After reading D&DPPF’s post about weather effects & conditions , I started to think about the various effects that you could inflict on the players. Role Master has a number random of weather charts, and I’ve seen a few systems for dealing with desert survival. However, I find it’s best to avoid making up additional rules unless necessary. Wikipedia provides a starting point with articles on the various forms of extreme weather and disasters.
Weather as background
This appears to be the default for most campaigns I’ve played in or GM’d. It is an easy option to add flavour without too much extra effort. A quick roll on a table and feed the result into the daily description of the characters adventures.
However, looking at it historically, human cultures are dependent on the environment for nearly everything, with the local weather being a critical part of that. If you look at the production of food, textiles, or building materials like wood, they are all created by the regular rhythms of the seasons. So as such weather should feature as a character in your stories.
Weather as a complication
While terrain provides a useful backdrop for the characters to work with, around and through. Weather builds on this transforming a simple situation in to a complex one. Making it interesting to play it out, because the weather can force the characters into action.
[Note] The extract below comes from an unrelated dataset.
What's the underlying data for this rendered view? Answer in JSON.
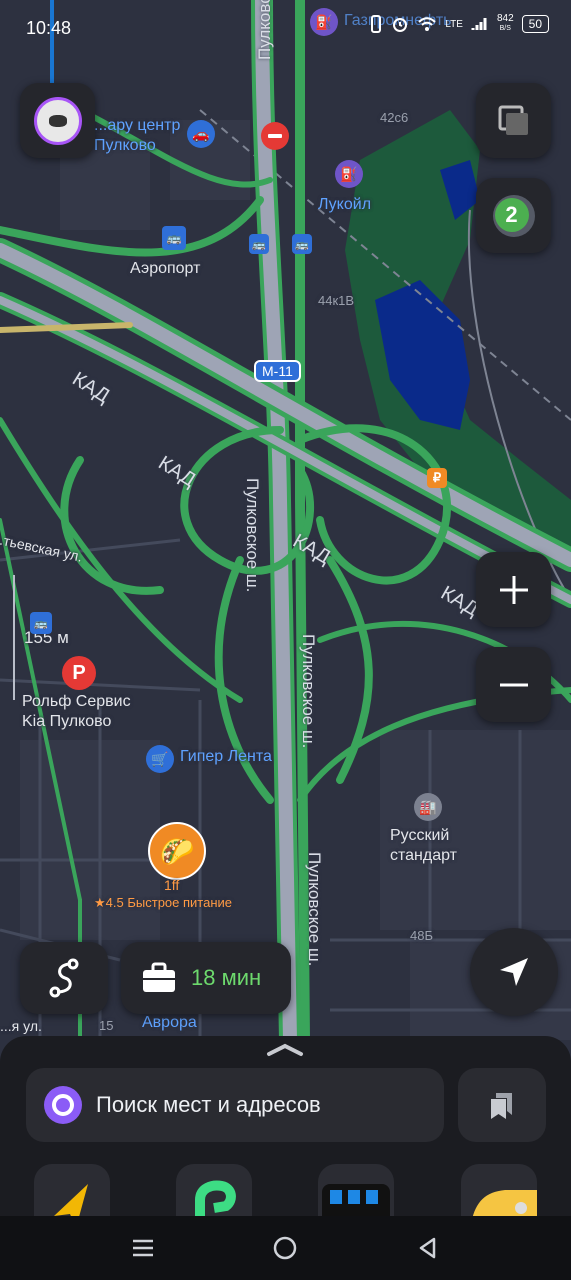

Rain can provide a little different to a sunny day, changing the atmosphere from light to foreboding or miserable, until you think about the effect the rain has on fragile items, like scrolls, or electronics. What about the priceless painting? Cloth can absorb a lot of water making wet clothing an extra weighty challenge, and it’s worth noting that wool clothing can be the worst.
Then there is the effect of all that water on the ground, creating wet, slippery and muddy conditions for walking, running and fighting in. The sound of rain can conceal many foes, or its falling will obliterate tracks. Something as simple as crossing the river will be complicated by flash flooding brought on by the weather or an evil cleric.
High Winds are another complication to a situation that can change the game. Dust gets blown about, along with tumble weeds, rubbish and small children, reducing visibility. Perception-wise sound tends to be distorted or lost in a powerful breeze. In combat, the wind makes archery difficult and more random. Climbing becomes treacherous. Rope bridges, roof tops and cliffs become launch pads.
Storms, Cyclones, Hurricanes and Typhoons. Depending on the location, the name for these extreme weather events changes. However, the intent is the same combining the above two in to a cacophony of terror from falling tree limbs, ruined building and the like. It’s a time where sensible folk are inside hiding from the raging.
Lightning Storm. Oh! come on, this is just too easy. It is the most obvious, clichéd and direct form of weather complication. The classic of a wizard on the mountainside throwing down lighting upon the small hamlet, or a ship at sea been thrown about by the raging sea. A storm of this scale should be a terrifying experience.
D&DPPF’s post about weather conditions, gives the great example of a character party seeking cover. After finding shelter they learn a lot about the local area from other travellers and later discover… Well you can read their post.
On the quieter side of things Fog, Mist, or low cloud has a multitude of effects beyond the obscuring of vision. A heavy fog slowly soaks into the skin and cloths, it can muffle all manner of sounds, and with bright-lights can blind. Anyone who’s driven at night through fog will warn you.
The cold in the form of Snow, Hail (Freezing rain) or Sleet/Ice can lead to musical outbursts (ie Frozen’s Let it go). The eyes can suffer Snow-blindness or Photokeratitis caused by too much UV. Hail can damage people and property. And all three of the above conditions will cause slippery terrain similar to rain above, but colder.
A Heatwave can be thought of as the reverse of rain, but there is more to it than that. A short heatwave of a few days can cause illness or death in the old and weak, wither plants, or dry out water sources. A long heatwave or drought is going to destroy crops, dry out vegetation and provide the conditions for dust storms and firestorms.